Cobb Gate Exhibit: Breath, 2019
The Chicago Sound Show at Cobb Gate explored thresholds, passageways, and common spaces across the University of Chicago’s campus. Through the use of “found sound,” meditative human voice, acoustic archaeology, and more, the works revealed and amplified the architectural peculiarities of the campus while enriching our sensual knowledge of space.

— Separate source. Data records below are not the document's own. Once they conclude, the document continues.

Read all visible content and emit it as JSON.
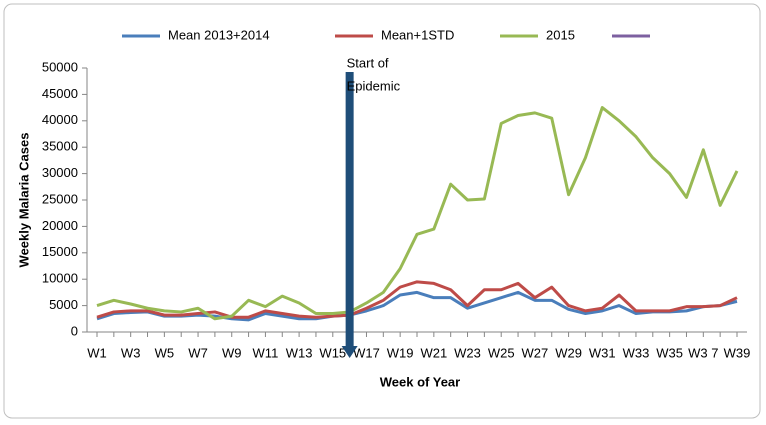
{
  "chart_data": {
    "type": "line",
    "x_label": "Week of Year",
    "y_label": "Weekly Malaria Cases",
    "annotation": [
      "Start of",
      "Epidemic"
    ],
    "categories": [
      "W1",
      null,
      "W3",
      null,
      "W5",
      null,
      "W7",
      null,
      "W9",
      null,
      "W11",
      null,
      "W13",
      null,
      "W15",
      null,
      "W17",
      null,
      "W19",
      null,
      "W21",
      null,
      "W23",
      null,
      "W25",
      null,
      "W27",
      null,
      "W29",
      null,
      "W31",
      null,
      "W33",
      null,
      "W35",
      null,
      "W3 7",
      null,
      "W39"
    ],
    "ylim": [
      0,
      50000
    ],
    "yticks": [
      0,
      5000,
      10000,
      15000,
      20000,
      25000,
      30000,
      35000,
      40000,
      45000,
      50000
    ],
    "legend": "top",
    "series": [
      {
        "name": "Mean 2013+2014",
        "color": "#4a7ebb",
        "values": [
          2500,
          3500,
          3700,
          3800,
          3000,
          3000,
          3200,
          3000,
          2500,
          2300,
          3500,
          3000,
          2500,
          2500,
          3000,
          3200,
          4000,
          5000,
          7000,
          7500,
          6500,
          6500,
          4500,
          5500,
          6500,
          7500,
          6000,
          6000,
          4300,
          3500,
          4000,
          5000,
          3500,
          3800,
          3800,
          4000,
          4800,
          5000,
          5800
        ]
      },
      {
        "name": "Mean+1STD",
        "color": "#be4b48",
        "values": [
          2800,
          3800,
          4000,
          4000,
          3200,
          3200,
          3500,
          3800,
          2800,
          2800,
          4000,
          3500,
          3000,
          2800,
          3000,
          3200,
          4500,
          6000,
          8500,
          9500,
          9200,
          8000,
          5000,
          8000,
          8000,
          9200,
          6500,
          8500,
          5000,
          4000,
          4500,
          7000,
          4000,
          4000,
          4000,
          4800,
          4800,
          5000,
          6500
        ]
      },
      {
        "name": "2015",
        "color": "#98b954",
        "values": [
          5000,
          6000,
          5300,
          4500,
          4000,
          3800,
          4500,
          2500,
          3000,
          6000,
          4800,
          6800,
          5500,
          3500,
          3500,
          3800,
          5500,
          7500,
          12000,
          18500,
          19500,
          28000,
          25000,
          25200,
          39500,
          41000,
          41500,
          40500,
          26000,
          33000,
          42500,
          40000,
          37000,
          33000,
          30000,
          25500,
          34500,
          24000,
          30500
        ]
      },
      {
        "color": "#7d60a0",
        "values": [
          null,
          null,
          null,
          null,
          null,
          null,
          null,
          null,
          null,
          null,
          null,
          null,
          null,
          null,
          null,
          null,
          null,
          null,
          null,
          null,
          null,
          null,
          null,
          null,
          null,
          null,
          null,
          null,
          null,
          null,
          null,
          null,
          null,
          null,
          null,
          null,
          null,
          null,
          null
        ]
      }
    ]
  }
}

Equipment: 4.12-channel stereo sound installation, benches, Bag End infrasonic subwoofers, and Bag End full-range speakers
Artist: David Wallace Haskins
Breath, an architectural sound work channeled through Cobb Gate. Cob Gate is the landmark entrance to the University of Chicago’s Main Quad. An array of low-frequency full-spectrum Bag End speakers were used. As a result, this sound sculpture allowed both hearing and deaf visitors to physically experience the often unheard parts of the University of Chicago’s diverse soundscape. The work uncovered the often unnoticed layers of sound moving through the campus each day. Those passing through could relax on the benches (subwoofers) inside and physically experience this hidden soundscape.
Composed of interior and exterior sounds of the university covering everything from individual heartbeats and handwriting to songbirds and buses. The work is woven together and carried by the deep breathing 32 foot pipes of the E.M. Skinner Organ at Rockefeller Chapel.
The composition played from 9am-9pm every day, and concluded with an organ crescendo the last 8 minutes of every hour.
The Chicago Sound Show showcased Chicago’s extraordinary sound art scene. The participating artists created new works for historic and modern outdoor sites across the University’s campus, including Swift Cloister Garden, Campus North Residential Commons, Cobb Gate, Botany Pond, and the Smart Museum of Art courtyard.
Site specific works by nine Chicago area artists were on display throughout the college.